081-2395261
081-5935042
Amedeo Modigliani (1984-1920)
Figura mistica
Firmata Modigliani al centro a destra
Matita e acquerello su carta
cm 21,2x13,5
Eseguita nel 1916
Provenienza: Collezione Davide Ravà, Venezia
Collezione Saturnino Belmonte, Roma
Collezione Privata
Opera registrata presso gli Archives Légales Amedeo Modigliani, Jeanne Modigliani, Parigi, a cura di Christian Parisot, Roma, il 12 maggio 2007, con il numero 196/16
L'opera sarà riprodotta nel Catalogo Ragionato Amedeo Modigliani, Tomo V.
In diversi modi, l’arcaismo e il primitivismo affascinarono gli artisti europei nei primi decenni degli anni ‘ 20 del 900. Modigliani è il caso più emblematico.
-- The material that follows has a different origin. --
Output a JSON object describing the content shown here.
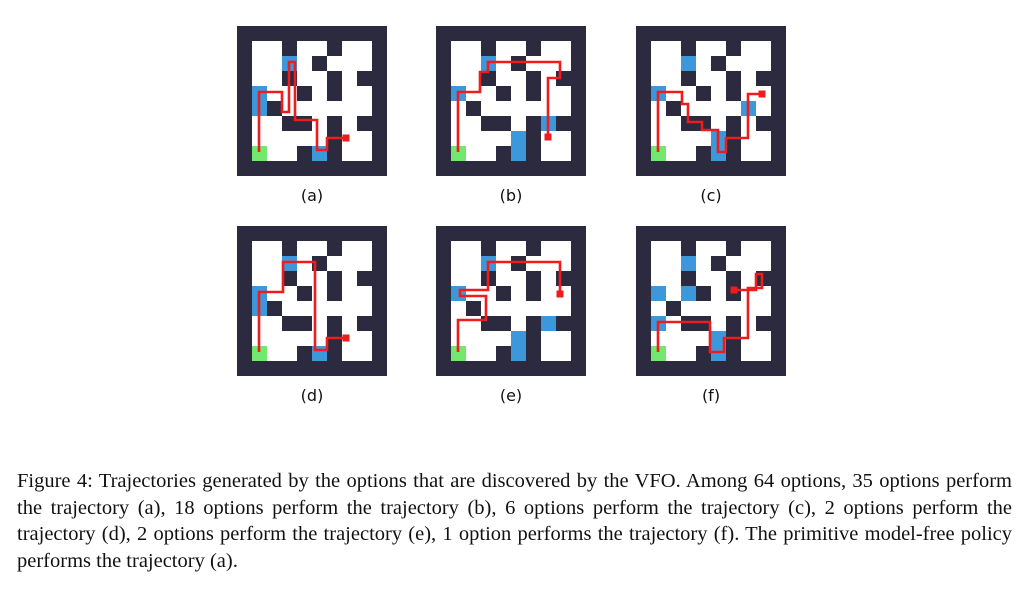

Secondo il critico Gerhard Kolberg, le sculture di Modigliani oscillano “tra un’alta aspirazione ideale e scultorea e una forma realizzativa primitiva ed arcaica”.Gli anni compresi tra il 1910 ed il 1915 sono rappresentati da una febbrile attività di sperimentazione che vede la realizzazione di diversi disegni e sculture. Molti disegni realizzati in questi anni testimoniano quanto l’artista abbia concentrato la propria ricerca per portare le forme all’essenza. Profonda è stata anche la conoscenza dell’arte egiziana i cui modelli di riferimento – rintracciabili spesso nei dipinti – venivano attinti dall’artista durante le sue visite al Louvre
Il disegno qui proposto ha una plastica del volto molto vicina alla grande varietà di maschere africane. Il carattere androgino degli occhi enigmatici ed inespressivi come due tagli dimostrano l’intensità dell’influenza dell’arte tribale su Amedeo Modigliani, che ne assimilò l’essenza spirituale complessiva, seppure senza una fonte specifica di ispirazione.